One thing I’ll say is that Jesus and I communicate through images a lot. If you’ve ever followed along on my personal blog for any length of time, you’ll know what I mean when I say that. In that space, over the last several years, I have occasionally shared stories of how God has shown up in images to me and used them to teach me about himself and his heart toward me, and also to teach me about myself. 

The same is true in this space.

For the last couple months, ever since I began the commitment of writing these week-daily reflective posts for you, I have sat in prayer with Jesus every morning and talked with him about what he wants to say to you here each day. In those times of prayer, he and I are often walking and talking together about you. Sometimes we stop and sit on a bench for the conversation. Other times he has led me to surprising places, such as the large and sturdy rock he wanted me to show you. 

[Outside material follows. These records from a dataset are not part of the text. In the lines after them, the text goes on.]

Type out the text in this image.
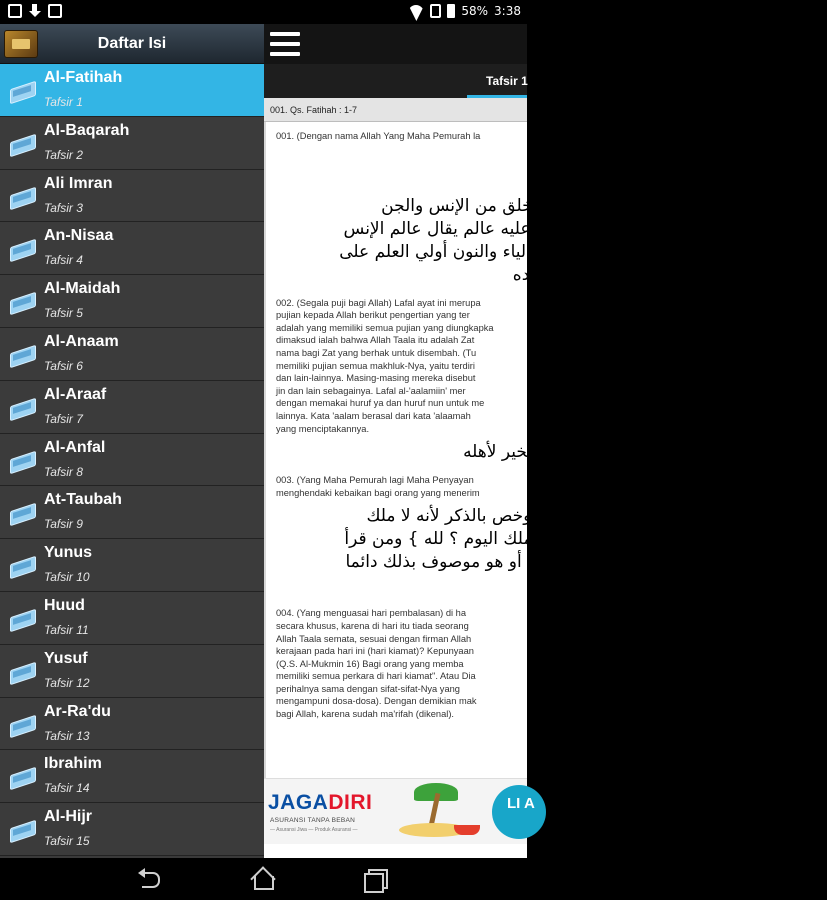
58% 3:38
Daftar Isi
Al-Fatihah
Tafsir 1
Al-Baqarah
Tafsir 2
Ali Imran
Tafsir 3
An-Nisaa
Tafsir 4
Al-Maidah
Tafsir 5
Al-Anaam
Tafsir 6
Al-Araaf
Tafsir 7
Al-Anfal
Tafsir 8
At-Taubah
Tafsir 9
Yunus
Tafsir 10
Huud
Tafsir 11
Yusuf
Tafsir 12
Ar-Ra'du
Tafsir 13
Ibrahim
Tafsir 14
Al-Hijr
Tafsir 15
Tafsir 1
001. Qs. Fatihah : 1-7
001. (Dengan nama Allah Yang Maha Pemurah la
أي الثناء على الله بمضمونها على أنه تعالى
المستحق لأن يحمدوه والله علم على
المعبود بحق رب العالمين أي مالك جميع الخلق من الإنس والجن
والملائكة والدواب وغيرهم وكل منها يطلق عليه عالم يقال عالم الإنس
وعالم الجن إلى غير ذلك وغلب في جمعه بالياء والنون أولي العلم على
غيرهم وهو من العلامة لأنه علامة على موجده
002. (Segala puji bagi Allah) Lafal ayat ini merupa
pujian kepada Allah berikut pengertian yang ter
adalah yang memiliki semua pujian yang diungkapka
dimaksud ialah bahwa Allah Taala itu adalah Zat
nama bagi Zat yang berhak untuk disembah. (Tu
memiliki pujian semua makhluk-Nya, yaitu terdiri
dan lain-lainnya. Masing-masing mereka disebut
jin dan lain sebagainya. Lafal al-'aalamiin' mer
dengan memakai huruf ya dan huruf nun untuk me
lainnya. Kata 'aalam berasal dari kata 'alaamah
yang menciptakannya.
الرحمن الرحيم أي ذي الرحمة وهي إرادة الخير لأهله
003. (Yang Maha Pemurah lagi Maha Penyayan
menghendaki kebaikan bagi orang yang menerim
مالك يوم الدين أي الجزاء وهو يوم القيامة وخص بالذكر لأنه لا ملك
ظاهراً فيه لأحد إلا لله تعالى بدليل {لمن الملك اليوم ؟ لله } ومن قرأ
مالك فمعناه مالك الأمر كله في يوم القيامة أو هو موصوف بذلك دائما
كغافر الذنب فصح وقوعه صفة لمعرفة
004. (Yang menguasai hari pembalasan) di ha
secara khusus, karena di hari itu tiada seorang
Allah Taala semata, sesuai dengan firman Allah
kerajaan pada hari ini (hari kiamat)? Kepunyaan
(Q.S. Al-Mukmin 16) Bagi orang yang memba
memiliki semua perkara di hari kiamat". Atau Dia
perihalnya sama dengan sifat-sifat-Nya yang
mengampuni dosa-dosa). Dengan demikian mak
bagi Allah, karena sudah ma'rifah (dikenal).
إياك نعبد وإياك نستعين أي نخصك بالعبادة
JAGADIRI
ASURANSI TANPA BEBAN
— Asuransi Jiwa — Produk Asuransi —
LI A
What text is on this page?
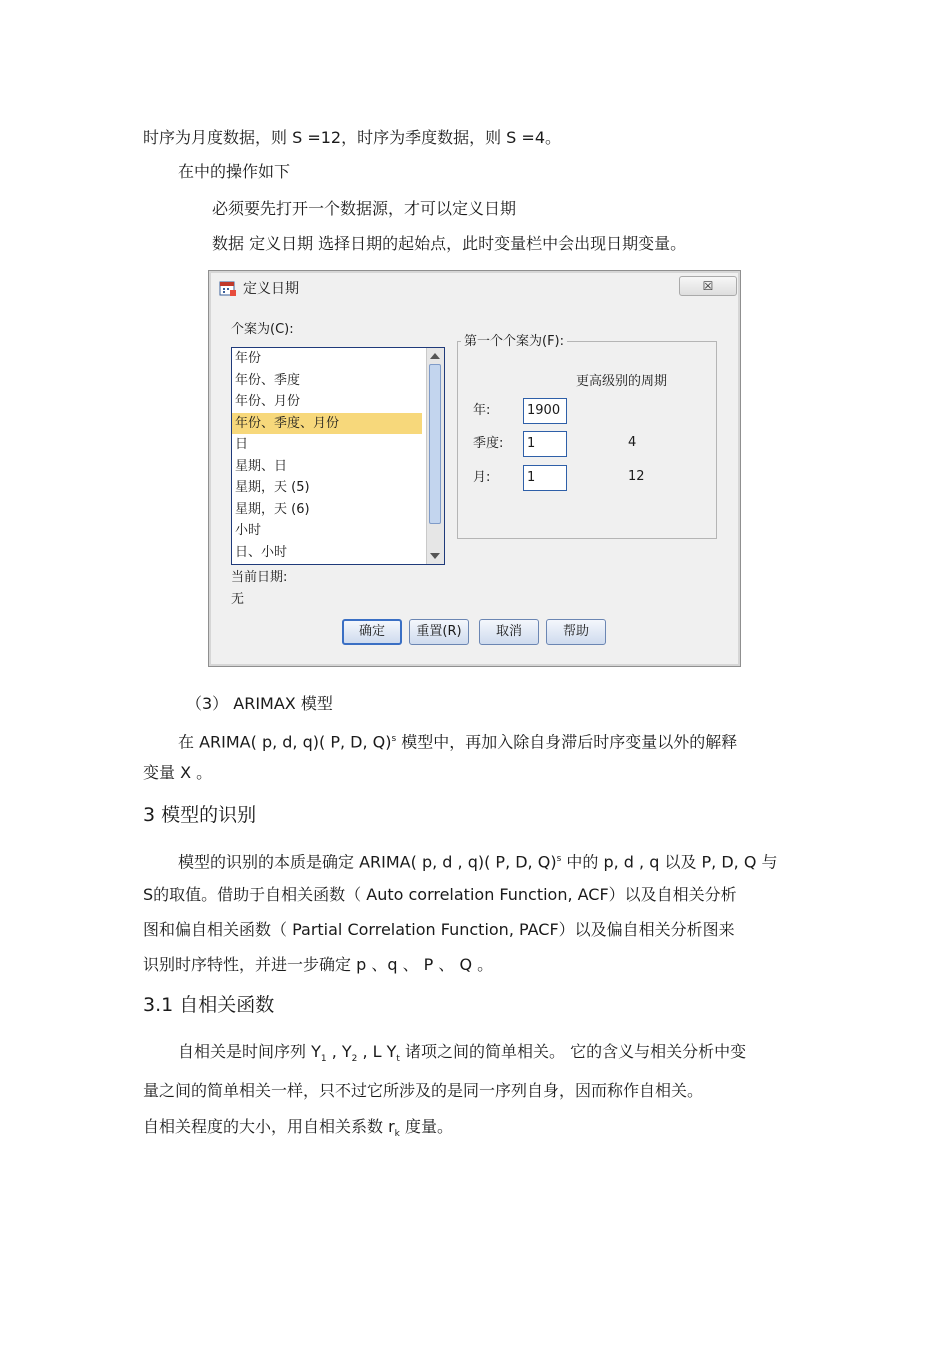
时序为月度数据，则 S =12，时序为季度数据，则 S =4。
在中的操作如下
必须要先打开一个数据源，才可以定义日期
数据 定义日期 选择日期的起始点，此时变量栏中会出现日期变量。
定义日期	☒
个案为(C):
年份
年份、季度
年份、月份
年份、季度、月份
日
星期、日
星期，天 (5)
星期，天 (6)
小时
日、小时
第一个个案为(F):
更高级别的周期
年:	1900
季度:	1	4
月:	1	12
当前日期:
无
确定	重置(R)	取消	帮助
（3） ARIMAX 模型
在 ARIMA( p, d, q)( P, D, Q)$^s$ 模型中，再加入除自身滞后时序变量以外的解释
变量 X 。
3 模型的识别
模型的识别的本质是确定 ARIMA( p, d , q)( P, D, Q)$^s$ 中的 p, d , q 以及 P, D, Q 与
S的取值。借助于自相关函数（ Auto correlation Function, ACF）以及自相关分析
图和偏自相关函数（ Partial Correlation Function, PACF）以及偏自相关分析图来
识别时序特性，并进一步确定 p 、q 、 P 、 Q 。
3.1 自相关函数
自相关是时间序列 $Y_1$ , $Y_2$ , L $Y_t$ 诸项之间的简单相关。 它的含义与相关分析中变
量之间的简单相关一样，只不过它所涉及的是同一序列自身，因而称作自相关。
自相关程度的大小，用自相关系数 $r_k$ 度量。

Each of those daily conversations inform what I write in this space for you each day.

Yesterday, I shared with you that a sense of urgency has evidenced itself in my prayer times with Jesus of late. I told you that he has set his face toward you and is very intentionally walking faster toward the places where you are. 

That sense of urgency began to crop up in these morning prayer times in the last week or two. On the very first morning it happened, we went from walking and talking together at a slow and even pace to suddenly walking much more quickly up a hill. Rather than walking side by side, Jesus was leading me somewhere. I followed, wondering what was on his mind and in his intent.

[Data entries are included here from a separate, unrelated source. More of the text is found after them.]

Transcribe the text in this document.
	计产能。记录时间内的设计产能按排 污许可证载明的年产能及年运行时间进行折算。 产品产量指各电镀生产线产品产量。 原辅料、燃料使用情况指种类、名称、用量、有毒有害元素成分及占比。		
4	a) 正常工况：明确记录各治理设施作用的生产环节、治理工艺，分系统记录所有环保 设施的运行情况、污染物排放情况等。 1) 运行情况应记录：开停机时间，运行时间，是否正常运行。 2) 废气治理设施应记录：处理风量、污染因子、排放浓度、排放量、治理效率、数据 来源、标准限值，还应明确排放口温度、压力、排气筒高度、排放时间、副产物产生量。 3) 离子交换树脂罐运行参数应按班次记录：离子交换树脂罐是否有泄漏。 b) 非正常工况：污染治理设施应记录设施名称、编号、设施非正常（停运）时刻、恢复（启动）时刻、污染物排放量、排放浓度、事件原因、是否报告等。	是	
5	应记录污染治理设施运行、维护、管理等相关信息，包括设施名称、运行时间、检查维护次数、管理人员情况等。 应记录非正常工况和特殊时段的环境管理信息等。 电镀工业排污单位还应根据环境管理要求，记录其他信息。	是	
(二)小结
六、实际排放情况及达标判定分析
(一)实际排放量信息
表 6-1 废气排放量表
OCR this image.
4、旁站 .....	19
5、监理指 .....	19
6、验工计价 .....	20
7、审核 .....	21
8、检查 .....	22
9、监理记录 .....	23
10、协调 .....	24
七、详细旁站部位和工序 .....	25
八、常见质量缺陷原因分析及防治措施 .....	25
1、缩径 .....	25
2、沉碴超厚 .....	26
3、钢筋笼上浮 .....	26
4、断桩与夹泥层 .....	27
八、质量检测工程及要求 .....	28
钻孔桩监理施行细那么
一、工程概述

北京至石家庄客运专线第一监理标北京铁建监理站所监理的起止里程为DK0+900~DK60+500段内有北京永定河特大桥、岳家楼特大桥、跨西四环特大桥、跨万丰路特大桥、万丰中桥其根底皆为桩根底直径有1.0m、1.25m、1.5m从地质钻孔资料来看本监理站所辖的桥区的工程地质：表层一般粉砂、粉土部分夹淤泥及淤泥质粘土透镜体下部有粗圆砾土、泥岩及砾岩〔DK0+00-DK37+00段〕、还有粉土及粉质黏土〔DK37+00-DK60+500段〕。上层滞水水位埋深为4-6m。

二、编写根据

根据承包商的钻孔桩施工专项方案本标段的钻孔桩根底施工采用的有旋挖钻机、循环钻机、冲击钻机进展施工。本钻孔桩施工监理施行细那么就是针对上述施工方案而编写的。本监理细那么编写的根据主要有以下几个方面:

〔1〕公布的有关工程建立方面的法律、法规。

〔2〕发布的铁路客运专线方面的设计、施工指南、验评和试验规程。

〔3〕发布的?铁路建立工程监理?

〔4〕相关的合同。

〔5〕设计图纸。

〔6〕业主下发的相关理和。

He led me to the top of a hill, and together we looked down upon a city in the distance. It was the city where you live and move each day. He showed me we were going there. And then he drew my attention to this passage of Scripture:

Then Jesus made a circuit of all the towns and villages. He taught in their meeting places, reported kingdom news, and healed their diseased bodies, healed their bruised and hurt lives. When he looked out over the crowds, his heart broke. So confused and aimless they were, like sheep with no shepherd.

— Matthew 9:35-37

Jesus has come upon the place where you live, and his heart has broken for you. As we stood atop that hill, he looked down at that city where you live and prayed over you out of the fullness of his heart and the compassion that moves him to care for and come after you. 

He is coming to where you are, and he wants to give you life. 

Will you let him enter the place where you live? 

He Is Passionate for You

Candle upon entry.

Every morning, I sit at my desk in a small, windowed corner of my home and talk to Jesus about you. Every day, the questions are the same: “What do you want to say today, Jesus? What do they need to hear?”

In the early days of writing these week-daily posts for you, there was a real sense of slowness, of care, and of gentleness and sometimes stillness in God’s heart toward you in this place. The posts, therefore, took on a similarly reflective and gentle pace.

But more recently, Jesus is revealing to me his heart of real passion and intentionality toward you. 

He wants you to know him. 

And the truth is, he is coming for you. In my prayer times with Jesus, I see him walking faster toward the places where you are. His face is set toward you. He wants to be with you. 

What is it like for you to hear of Christ’s passion for you and his intent to reach you? What is it like to imagine being reached by him?